All musicians of the twentieth century had to come to terms with that cynical victory narrated by Wagner.
That romantic bypass winking at decadence, a prelude to a change, still too unripe and distant, which would find its humus decades later.

Faith and doom are Górecki's themes, a Pole, an unwilling spectator of that Germany that between Wagner and Stockhausen, between Nietzsche and the Neu!, has reckoned with the oblivion of the human soul.

Supported.

Calm.

But singable.

This is how the third begins, the plea, the breathtaking crescendo that explodes, bypassing all that is bypassable, finding solace in a modal practice.

Górecki too, like his colleagues, looks forward by going backward: drones and modes, as if nothing had ever happened, as if the need to tell by playing, act by singing, resolve by resolving, had never existed. Ladies and gentlemen: the twentieth century.
Górecki speaks because his work is definitive, logos included. He recounts faith and the holocaust, the ways and times, he does so in the seventies, highlighting the greatness of the Polish school of Penderecki and Lutoslawski. A heritage not always known, and here the remake by Colin Stetson could come in handy. And yes, because already seeing Górecki's name among indie pages is a great victory, an extra opportunity.

Stetson is a very cultured saxophonist and knows that much is owed to this work. A little less is known in the yeah yeah review circles, when they compare this reinterpretation to Godspeed you! Black Emperor or Explosions in the Sky, as if it were the revelation we were all waiting for.

Wow, it sounds almost like something from us young people with the alien t-shirt, the gaunt and white face, nerd glasses, and patchy curly beard”. The truth is that both GY!BE and the first Jonsi from Sigur Rós who comes along, know Górecki's work well and have for some time. They know that symphony is very “post-rock” (sigh!) and they have loved it, viscerally, just like I love it viscerally.

And perhaps this visceral love leads me to curb my enthusiasm for this noble reinterpretation by Colin Stetson.

I don’t believe the work felt the need to be revamped in a “modern” key.
It is still modern, like all immortal works. The work on the timbres, although well done, vitiates its message, depriving it of the emotionality that Górecki certainly did not skimp on but rationed meticulously through a pedantic study on timbres.
The final result deprives the work of that magic of suspension and adds predictability; the progression of sounds is flat and at times emptied, at times replaced by drums, electronic mannerisms, and exaggerations that flaunt how “post-rock” (sigh!) Górecki is. Moreover, I'm not a huge fan of the brass section and saxophones unless they're played a bit à la Morphine. Here they were used gracefully (if they had been stored in the case, it would've been even better, but so be it).

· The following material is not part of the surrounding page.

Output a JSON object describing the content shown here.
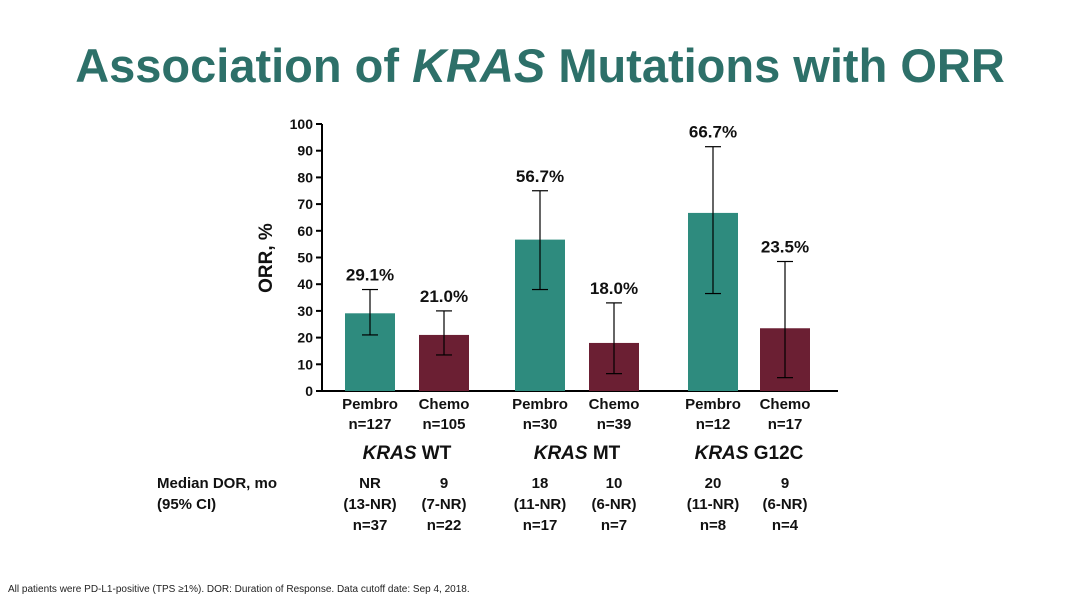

I don't particularly love the practice of reinterpreting “without changing much but changing everything”, to the point of winking at the gaudy.
I love Wendy Carlos's Switched on Bach that does Bach exactly, but with the Moog. To make history, you can be Wagner, Górecki, Bach, or Carlos; to make a remake, you can also be Colin Stetson, who certainly loves Górecki viscerally, but not enough to simply dedicate himself to listening to it twice a day.

However, one thing is certain: those who do not know Górecki's third symphony will hear something significant. If you love bands with strange names and albums that last three and a half hours with songs of twenty-seven minutes, here you are adding two pieces: a – nonetheless – good listen (besides, the mezzo-soprano is really good) and a valid opportunity to recover some “contemporary music” which, trust me, does not drag you down at all.